À la fin de Dans Paris, Christophe Honoré organisait les retrouvailles de Romain Duris et Joana Preiss sous la forme d'une courte scène chantée. Le morceau d'Alex Beupain, "Avant la haine", donnait à ce très grand film une dimension supérieure, une mélancolie teintée de surréalisme. La réussite de cette scène a sans doute conforté Honoré dans son envie de réaliser Les chansons d'amour, comédie dramatique où les sentiments s'expriment en musique.
Il faut bien l'avouer : la déception est grande. On sent d'entrée que la désinvolture désespérée de Dans Paris s'est transformée en un jem'enfoutisme latent. L'image est moche, les comédiens peu habités (sauf un), les chansons de qualité variable. Pourtant, les inconditionnels du travail d'Honoré savent bien qu'il est capable de préparer le meilleur des ragoûts en n'utilisant que des ingrédients quelconques. Ce n'est malheureusement pas le cas ici : jamais Les chansons d'amour ne décollera vraiment, sauf peut-être au détour de quelques refrains bien trouvés.
Le scénario est une juxtaposition de vignettes très (trop) inspirées par Truffaut, Demy, Bunuel. Film sur l'amour multiple? Sur la mort qui rôde? Sur la perte de repères? On ne sait pas. Honoré effleure chacun de ces sujets avant de s'en débarrasser promptement, visiblement pas plus intéressé que nous. À l'occasion des sorties des trois premiers longs du jeune metteur en scène, on a souvent entendu des critiques peu inspirés le qualifier de cinéaste bobo, faisant claquer ce dernier terme comme s'il s'agissait du pire des défauts. C'était à la fois faux (le cinéma d'Honoré est littéraire et torturé avant d'être bobo) et mal trouvé. Ici, pourtant, les détracteurs radoteurs du réalisateur auraient presque raison : Les chansons d'amour est un film bobo dans le sens le plus cliché du terme (c'est-à-dire tel que le chante Renaud dans son pathétique dernier album). On navigue de lofts en endroits branchés, on s'habille décontracto-smart, on ne fait rien comme tout le monde, on chante comme Vincent Delerm (on pratique d'ailleurs le name-dropping).

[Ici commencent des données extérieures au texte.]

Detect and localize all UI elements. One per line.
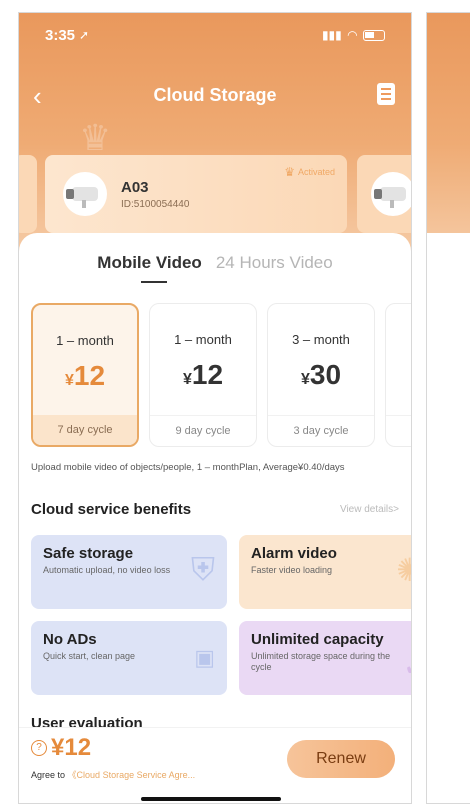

Tout cela situant au premier plan d'un film sans matière, voilà qui donne une piteuse image d'un cinéma d'auteur français souvent vilipendé à tort.
Heureusement, il y a Louis Garrel : drôle, subtil, aérien, puis subitement grave, Loulou semble capable de faire vivre un film à lui tout seul. Le blanc de ses grands yeux et ses mimiques incessantes permettent de ne pas sortir totalement déprimé de ce concentré de talent gâché. Snif.
4/10
DIAMANT BRUT
Il y a 14 heures
1 commentaire sur “LES CHANSONS D'AMOUR”
J'ai finalement vu ce film que j'ai trouvé très beau, désolé de te décevoir. En fait non, je suis pas désolé et je te merde. Mais je me suis demandé après l'avoir vu pourquoi j'étais passé à côté, et je comprends maintenant : "4/10". Heureusement qu'il t'arrive d'être de bons conseils, sinon j'abandonnerai ce site - maintenant que je ne suis plus le seul lecteur tu serais soulagé de me voir partir sale rat crevé ! Donc en fait pour le plaisir de t'embêter et de te mettre le nez dans tes critiques arrêtées ("Ouais Incassable c'est trop bien") je vais continuer à venir sur ton blog pourri.